Another important element that can be measured is organizational capability to address cyber security. The National Institute of Standards and Technology (NIST) has developed a framework for improving critical infrastructure cyber security [NIST 2014]. The NIST framework focuses on the operational environment that influences the level of cyber security responsibility, enabling organizations to identify features or characteristics of the infrastructure that support cyber security as opposed to what needs to be engineered directly into the system and software. The framework provides an assessment mechanism that enables organizations to determine their current cyber security capabilities, set individual goals for a target state, and establish a plan for improving and maintaining cyber security programs. After using the assessment mechanism to determine goals and plans for cyber security, organizations can use metrics to monitor and evaluate results. Metrics are collected and analyzed to support a decision so that a decision can determine an action [Axelrod 2012].

Measurement frameworks for security are not new, but broad use of available standards in the lifecycle has been limited by the lack of system and software engineering involvement in security beyond authentication and authorization requirements. With the growing recognition of the ways in which engineering decisions impact security, metrics that support the monitoring and managing of these concerns should be incorporated into the lifecycle.
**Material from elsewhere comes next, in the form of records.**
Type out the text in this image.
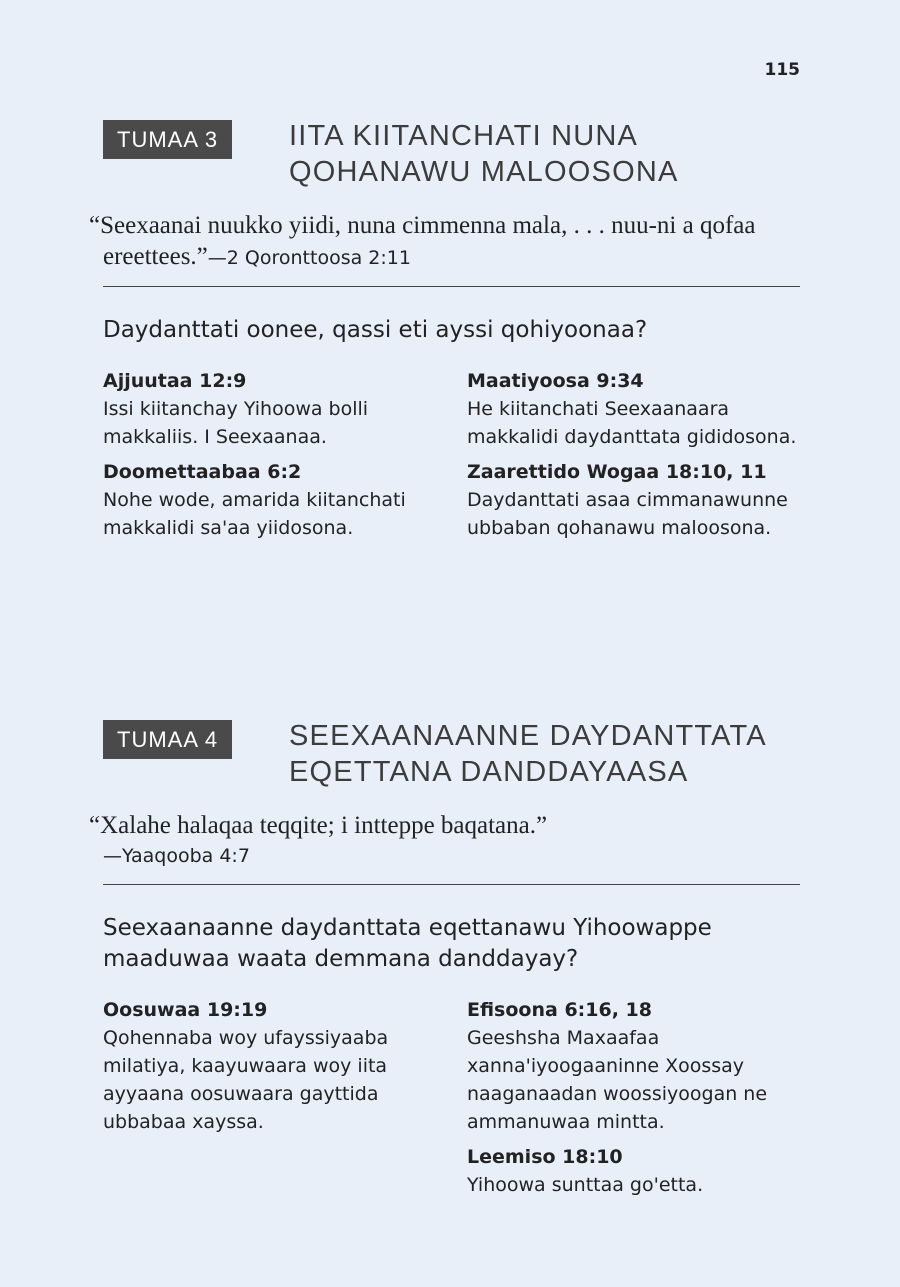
115
TUMAA 3	IITA KIITANCHATI NUNA
QOHANAWU MALOOSONA
“Seexaanai nuukko yiidi, nuna cimmenna mala, . . . nuu-ni a qofaa ereettees.”—2 Qoronttoosa 2:11
Daydanttati oonee, qassi eti ayssi qohiyoonaa?
Ajjuutaa 12:9
Issi kiitanchay Yihoowa bolli makkaliis. I Seexaanaa.
Doomettaabaa 6:2
Nohe wode, amarida kiitanchati makkalidi sa'aa yiidosona.
Maatiyoosa 9:34
He kiitanchati Seexaanaara makkalidi daydanttata gididosona.
Zaarettido Wogaa 18:10, 11
Daydanttati asaa cimmanawunne ubbaban qohanawu maloosona.
TUMAA 4	SEEXAANAANNE DAYDANTTATA
EQETTANA DANDDAYAASA
“Xalahe halaqaa teqqite; i intteppe baqatana.”
—Yaaqooba 4:7
Seexaanaanne daydanttata eqettanawu Yihoowappe maaduwaa waata demmana danddayay?
Oosuwaa 19:19
Qohennaba woy ufayssiyaaba milatiya, kaayuwaara woy iita ayyaana oosuwaara gayttida ubbabaa xayssa.
Efisoona 6:16, 18
Geeshsha Maxaafaa xanna'iyoogaaninne Xoossay naaganaadan woossiyoogan ne ammanuwaa mintta.
Leemiso 18:10
Yihoowa sunttaa go'etta.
Standards such as NIST’s Performance Measurement Guide for Information Security [Chew 2008] propose a wide range of possible metrics that can support an information security measurement effort. These metrics are proposed to verify that selected security controls are appropriately implemented and that appropriate federal legislative mandates have been addressed. An international standard, ISO/IEC 27004, “provides guidance on the development and use of measures and measurement in order to assess the effectiveness of an implemented information security management system (ISMS).”⁵

5. www.iso.org/iso/catalogue_detail?csnumber=42106

An organization might already have a measurement model that structures metrics to address selected goals. There are three major categories of measurement models: descriptive, analytic, and predictive.
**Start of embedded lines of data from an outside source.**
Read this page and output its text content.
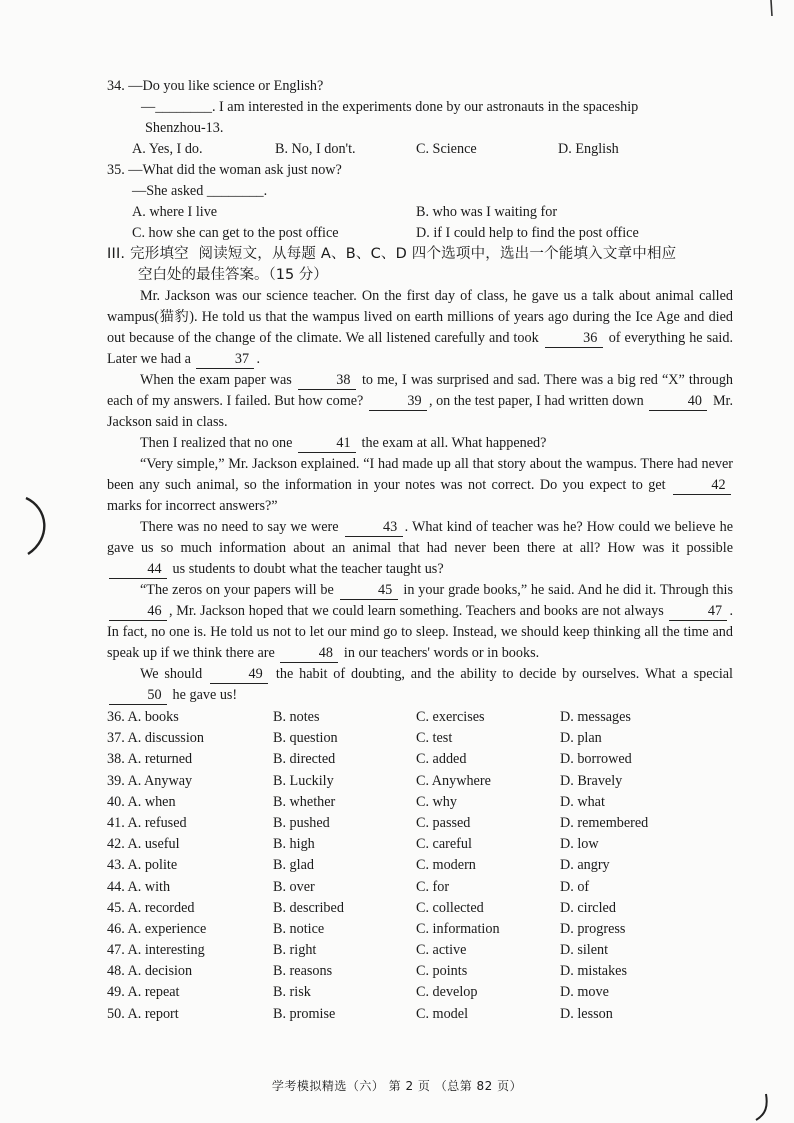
34. —Do you like science or English?
—________. I am interested in the experiments done by our astronauts in the spaceship
Shenzhou-13.
A. Yes, I do.	B. No, I don't.	C. Science	D. English
35. —What did the woman ask just now?
—She asked ________.
A. where I live	B. who was I waiting for
C. how she can get to the post office	D. if I could help to find the post office
III. 完形填空 阅读短文，从每题 A、B、C、D 四个选项中，选出一个能填入文章中相应
空白处的最佳答案。（15 分）
Mr. Jackson was our science teacher. On the first day of class, he gave us a talk about animal called wampus(猫豹). He told us that the wampus lived on earth millions of years ago during the Ice Age and died out because of the change of the climate. We all listened carefully and took	36 of everything he said. Later we had a	37 .
When the exam paper was	38 to me, I was surprised and sad. There was a big red “X” through each of my answers. I failed. But how come?	39 , on the test paper, I had written down	40 Mr. Jackson said in class.
Then I realized that no one	41 the exam at all. What happened?
“Very simple,” Mr. Jackson explained. “I had made up all that story about the wampus. There had never been any such animal, so the information in your notes was not correct. Do you expect to get	42 marks for incorrect answers?”
There was no need to say we were	43 . What kind of teacher was he? How could we believe he gave us so much information about an animal that had never been there at all? How was it possible 44 us students to doubt what the teacher taught us?
“The zeros on your papers will be	45 in your grade books,” he said. And he did it. Through this 46 , Mr. Jackson hoped that we could learn something. Teachers and books are not always	47 . In fact, no one is. He told us not to let our mind go to sleep. Instead, we should keep thinking all the time and speak up if we think there are	48 in our teachers' words or in books.
We should	49 the habit of doubting, and the ability to decide by ourselves. What a special 50 he gave us!
36. A. books	B. notes	C. exercises	D. messages
37. A. discussion	B. question	C. test	D. plan
38. A. returned	B. directed	C. added	D. borrowed
39. A. Anyway	B. Luckily	C. Anywhere	D. Bravely
40. A. when	B. whether	C. why	D. what
41. A. refused	B. pushed	C. passed	D. remembered
42. A. useful	B. high	C. careful	D. low
43. A. polite	B. glad	C. modern	D. angry
44. A. with	B. over	C. for	D. of
45. A. recorded	B. described	C. collected	D. circled
46. A. experience	B. notice	C. information	D. progress
47. A. interesting	B. right	C. active	D. silent
48. A. decision	B. reasons	C. points	D. mistakes
49. A. repeat	B. risk	C. develop	D. move
50. A. report	B. promise	C. model	D. lesson
学考模拟精选（六） 第 2 页 （总第 82 页）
Measurement models of any type can be created based on equations, or analysis of sets of variables, that characterize practical concerns about the software. A good measurement model allows users to fully understand the influence of all factors that affect the outcome of a product or process, not just primary factors. A good measurement model also has predictive capabilities; that is, given current known values, it predicts future values of those attributes with an acceptable degree of certainty.

Assurance models measure and predict the level of assurance of a given product or process. In that respect, assurance models characterize the state of assurance for any given piece of software. They provide a reasonable answer to questions such as “How much security is good enough?” and “How do you determine when you are secure enough?” In addition, assurance measurement models can validate the correctness of the software assurance process itself. Individual assurance models are built to evaluate everything from error detection efficiency to internal program failures, software reliability estimates, and degree of availability testing required. Assurance models can also be used to assess the effectiveness and efficiency of the software management, processes, and infrastructure of an organization.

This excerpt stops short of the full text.